Tomáš Horák

Personal information
- Full name: Tomáš Horák
- Date of birth: 3 August 1998 (age 27)
- Place of birth: Slovakia
- Height: 1.84 m (6 ft 0 in)
- Position: Forward

Team information
- Current team: Sportunion St. Martin im Mühlkreis

Youth career
- 2008–2016: FK FC 31 Jarok

Senior career*
- Years: Team / Apps / (Gls)
- 2015–2021: FK FC 31 Jarok / 58 / (49)
- 2018–2020: → ŠK Báb (loan) / 56 / (36)
- 2021: → Slovan Galanta (loan) / 17 / (8)
- 2022: ViOn Zlaté Moravce / 20 / (3)
- 2023: Slovan Galanta / 26 / (7)
- 2024–: Sportunion St.
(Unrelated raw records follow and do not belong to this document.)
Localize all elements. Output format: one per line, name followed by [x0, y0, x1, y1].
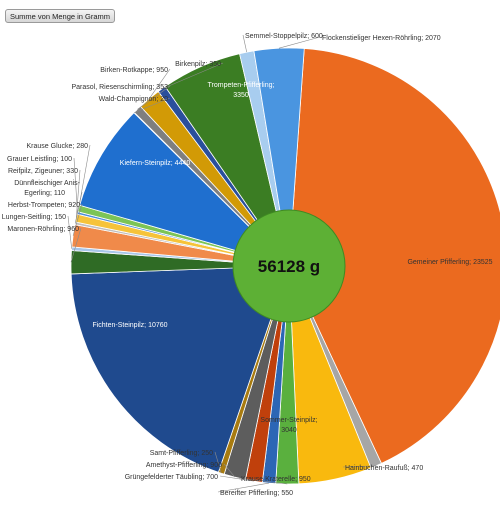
center-total-label: 56128 g [258, 257, 320, 276]
leader-line [70, 227, 82, 263]
leader-lines [67, 34, 377, 493]
slice-label: Kiefern-Steinpilz; 4440 [120, 160, 191, 167]
slice-label: Bereifter Pfifferling; 550 [220, 490, 293, 497]
slice-label: 3040 [281, 427, 297, 434]
slice-label: Lungen-Seitling; 150 [2, 214, 66, 221]
slice-label: Dünnfleischiger Anis- [14, 180, 80, 187]
leader-line [67, 215, 72, 249]
slice-label: Sommer-Steinpilz; [260, 417, 317, 424]
pie-slice [70, 265, 290, 473]
leader-line [238, 477, 288, 485]
leader-line [214, 451, 222, 474]
slice-label: Krause Glucke; 280 [27, 143, 89, 150]
slice-label: Parasol, Riesenschirmling; 353 [72, 84, 169, 91]
slice-label: Fichten-Steinpilz; 10760 [92, 322, 167, 329]
slice-label: Birken-Rotkappe; 950 [100, 67, 168, 74]
slice-label: Samt-Pfifferling; 250 [150, 450, 213, 457]
slice-label: Reifpilz, Zigeuner; 330 [8, 168, 78, 175]
slice-labels: Gemeiner Pfifferling; 23525 Hainbuchen-Ra… [2, 33, 493, 497]
slice-label: Herbst-Trompeten; 920 [8, 202, 80, 209]
slice-label: Maronen-Röhrling; 960 [7, 226, 79, 233]
slice-label: Wald-Champignon; 20 [99, 96, 168, 103]
slice-label: Krause Kraterelle; 950 [241, 476, 311, 483]
slice-label: Grüngefelderter Täubling; 700 [125, 474, 218, 481]
leader-line [148, 68, 171, 99]
slice-label: 3350 [233, 92, 249, 99]
pie-slice [288, 48, 500, 464]
leader-line [278, 36, 321, 49]
leader-line [73, 157, 78, 214]
leader-line [342, 465, 377, 468]
slice-label: Birkenpilz; 350 [175, 61, 221, 68]
leader-line [78, 144, 91, 209]
leader-line [161, 62, 224, 90]
center-total-disc [232, 209, 346, 323]
slice-label: Trompeten-Pfifferling; [208, 82, 275, 89]
leader-line [72, 203, 83, 236]
slice-label: Amethyst-Pfifferling; 900 [146, 462, 222, 469]
leader-line [217, 482, 270, 493]
leader-line [223, 463, 236, 478]
slice-label: Gemeiner Pfifferling; 23525 [407, 259, 492, 266]
pie-slice [79, 112, 290, 267]
slice-label: Egerling; 110 [24, 190, 65, 197]
field-button-sum-quantity[interactable]: Summe von Menge in Gramm [5, 9, 116, 23]
leader-line [242, 34, 247, 53]
slice-label: Flockenstieliger Hexen-Röhrling; 2070 [322, 35, 441, 42]
leader-line [137, 85, 171, 110]
leader-line [219, 475, 254, 482]
slice-label: Grauer Leistling; 100 [7, 156, 72, 163]
slice-label: Semmel-Stoppelpilz; 600 [245, 33, 323, 40]
slice-label: Hainbuchen-Raufuß; 470 [345, 465, 423, 472]
leader-line [133, 97, 171, 113]
leader-line [76, 169, 81, 219]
Martin im Mühlkreis / 0 / (0)

= Tomáš Horák =

Slovak footballer

Tomáš Horák (born 3 August 1998) is a Slovak professional footballer who plays as a forward.

==Club career==
===FC ViOn Zlaté Moravce===
Horák made his Fortuna Liga debut for ViOn Zlaté Moravce against Tatran Liptovský Mikuláš on 12 February 2022.